As a parent or youth leader, one of the most important things you can do to protect your kids is to be aware of any significant changes to their mood and attitudes. Be aware of common warning signs:

  • Frequent headaches or stomach aches, feeling sick or faking illness

  • Changes in eating habits, like suddenly skipping meals or binge eating. Kids may come home from school hungry because they did not eat lunch.

  • Difficulty sleeping or frequent nightmares

  • Declining grades, loss of interest in schoolwork, or not wanting to go to school

  • Feelings of helplessness or decreased self-esteem

  • Self-destructive behaviors such as running away from home, harming themselves, or talking about suicide

  • Hiding their screen or device when others are near and avoiding discussion about what they are doing on their device

  • Their social media accounts are shut down or new ones appear.

  • A child starts to avoid social situations, even those that were enjoyed in the past

  • A child becomes withdrawn, depressed, or loses interest in people and activities

Kids need to feel that they have a safe space to talk to a trusted adult. Ask them open-ended questions about school and friends.
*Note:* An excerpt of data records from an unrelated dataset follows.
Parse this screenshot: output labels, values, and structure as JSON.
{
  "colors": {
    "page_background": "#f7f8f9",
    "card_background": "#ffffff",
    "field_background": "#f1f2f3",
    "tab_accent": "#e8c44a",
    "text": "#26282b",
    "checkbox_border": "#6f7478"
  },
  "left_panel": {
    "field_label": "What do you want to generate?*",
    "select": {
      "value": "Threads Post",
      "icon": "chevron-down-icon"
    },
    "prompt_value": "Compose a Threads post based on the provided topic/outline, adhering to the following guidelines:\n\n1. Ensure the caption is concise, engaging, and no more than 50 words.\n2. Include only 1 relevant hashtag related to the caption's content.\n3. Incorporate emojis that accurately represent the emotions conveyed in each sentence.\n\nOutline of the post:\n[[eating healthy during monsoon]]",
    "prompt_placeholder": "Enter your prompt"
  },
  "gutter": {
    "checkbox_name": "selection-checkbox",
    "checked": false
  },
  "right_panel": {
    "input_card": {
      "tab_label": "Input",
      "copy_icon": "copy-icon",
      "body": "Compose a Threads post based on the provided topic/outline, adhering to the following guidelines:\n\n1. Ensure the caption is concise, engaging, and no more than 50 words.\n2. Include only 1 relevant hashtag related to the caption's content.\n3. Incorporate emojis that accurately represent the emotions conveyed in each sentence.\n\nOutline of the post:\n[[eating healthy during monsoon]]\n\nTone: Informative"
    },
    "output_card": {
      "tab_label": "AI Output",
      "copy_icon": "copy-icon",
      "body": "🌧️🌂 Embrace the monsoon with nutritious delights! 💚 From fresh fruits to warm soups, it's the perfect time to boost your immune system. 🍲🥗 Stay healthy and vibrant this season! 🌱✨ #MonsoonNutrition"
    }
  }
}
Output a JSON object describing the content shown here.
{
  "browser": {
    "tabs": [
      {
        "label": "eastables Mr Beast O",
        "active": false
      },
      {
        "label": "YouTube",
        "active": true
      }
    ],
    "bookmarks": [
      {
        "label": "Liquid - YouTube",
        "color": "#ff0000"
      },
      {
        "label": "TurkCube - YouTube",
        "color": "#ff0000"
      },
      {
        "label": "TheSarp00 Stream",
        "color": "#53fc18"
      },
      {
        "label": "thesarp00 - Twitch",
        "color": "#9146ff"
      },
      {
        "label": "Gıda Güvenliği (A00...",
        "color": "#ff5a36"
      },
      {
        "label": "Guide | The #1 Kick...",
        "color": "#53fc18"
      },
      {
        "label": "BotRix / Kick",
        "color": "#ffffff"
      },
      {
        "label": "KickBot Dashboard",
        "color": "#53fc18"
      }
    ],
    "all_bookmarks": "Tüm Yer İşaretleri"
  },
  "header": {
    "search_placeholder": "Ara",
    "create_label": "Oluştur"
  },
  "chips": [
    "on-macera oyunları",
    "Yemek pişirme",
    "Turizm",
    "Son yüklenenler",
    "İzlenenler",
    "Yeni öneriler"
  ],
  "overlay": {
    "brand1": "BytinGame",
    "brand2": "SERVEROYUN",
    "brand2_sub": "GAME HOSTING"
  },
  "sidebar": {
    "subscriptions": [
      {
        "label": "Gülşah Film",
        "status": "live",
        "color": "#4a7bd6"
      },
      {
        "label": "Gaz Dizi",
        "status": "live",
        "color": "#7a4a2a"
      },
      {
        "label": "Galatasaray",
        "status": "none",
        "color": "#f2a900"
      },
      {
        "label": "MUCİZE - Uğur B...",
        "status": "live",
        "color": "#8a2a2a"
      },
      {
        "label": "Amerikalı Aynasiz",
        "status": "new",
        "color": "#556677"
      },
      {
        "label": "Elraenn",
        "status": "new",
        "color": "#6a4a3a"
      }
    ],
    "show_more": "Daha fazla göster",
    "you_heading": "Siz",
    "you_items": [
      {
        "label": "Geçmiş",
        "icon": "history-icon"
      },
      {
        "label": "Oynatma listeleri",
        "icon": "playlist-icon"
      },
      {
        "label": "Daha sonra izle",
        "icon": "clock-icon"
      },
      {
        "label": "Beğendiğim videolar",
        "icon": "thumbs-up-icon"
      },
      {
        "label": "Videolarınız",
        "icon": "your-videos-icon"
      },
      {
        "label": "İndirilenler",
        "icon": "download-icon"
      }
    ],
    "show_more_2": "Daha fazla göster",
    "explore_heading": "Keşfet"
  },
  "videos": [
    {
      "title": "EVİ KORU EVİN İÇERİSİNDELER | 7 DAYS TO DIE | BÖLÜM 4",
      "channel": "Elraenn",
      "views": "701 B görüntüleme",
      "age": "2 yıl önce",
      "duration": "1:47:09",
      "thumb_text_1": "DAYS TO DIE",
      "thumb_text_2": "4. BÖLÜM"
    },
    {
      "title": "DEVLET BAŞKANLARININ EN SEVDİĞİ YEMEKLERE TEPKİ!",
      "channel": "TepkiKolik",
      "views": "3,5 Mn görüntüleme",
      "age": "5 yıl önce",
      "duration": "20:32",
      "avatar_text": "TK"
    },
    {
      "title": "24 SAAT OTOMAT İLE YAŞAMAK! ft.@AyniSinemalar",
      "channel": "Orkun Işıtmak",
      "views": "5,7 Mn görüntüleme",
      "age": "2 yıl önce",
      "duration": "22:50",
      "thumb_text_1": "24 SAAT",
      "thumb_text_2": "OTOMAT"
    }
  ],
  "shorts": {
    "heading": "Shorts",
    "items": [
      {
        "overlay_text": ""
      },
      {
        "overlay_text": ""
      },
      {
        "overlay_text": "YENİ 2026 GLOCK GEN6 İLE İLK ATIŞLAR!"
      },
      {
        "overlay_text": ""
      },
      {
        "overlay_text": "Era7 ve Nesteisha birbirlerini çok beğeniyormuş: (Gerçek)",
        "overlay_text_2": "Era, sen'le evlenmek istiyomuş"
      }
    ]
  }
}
If you see a change, don’t ignore it or chalk it up to them being “moody teenagers.” Ask–don’t assume! Kids and teens want to know that someone cares enough to ask why they don’t seem themselves.


  • Notice – Recognize if there has been a change in mood or behavior and explore what the cause might be. Try to determine if these changes happen around a child’s use of their digital devices.

  • Talk – Ask questions to learn what is happening, how it started, and who is involved.

  • Document – Keep a record of what is happening and where. Take screenshots of harmful posts or content if possible. Most laws and policies note that bullying is a repeated behavior, so records help to document it.

  • Report – Most social media platforms and schools have clear policies and reporting processes. If a classmate is cyberbullying, report it the school. You can also contact app or social media platforms to report offensive content and have it removed. If a child has received physical threats, or if there is potential for crime or illegal behavior, report it to the police.

  • Support/Intervention – Peers, mentors, and trusted adults can sometimes intervene publicly to positively influence a situation where negative or hurtful content is posted about a child. Public intervention can include posting positive comments on digital platforms about the person targeted with bullying to try to shift the conversation in a positive direction. This should be handled carefully because for many children, it is even MORE humiliating to have an adult publicly defend them. Fear of public intervention may be a reason they are secretive and don’t want to tell their parents in the first place. It can also help to reach out to both the child who is bullying and the target of the bullying to express concern. If the harassment continues, removing the child from the bullying situation would be one of the best supports. If possible, try to determine if more professional support is needed for those involved, such as speaking with a guidance counselor or mental health professional. In severe cases when the bullying isn’t solved by reporting, close social media accounts, change schools, and find new positive friends and mentors.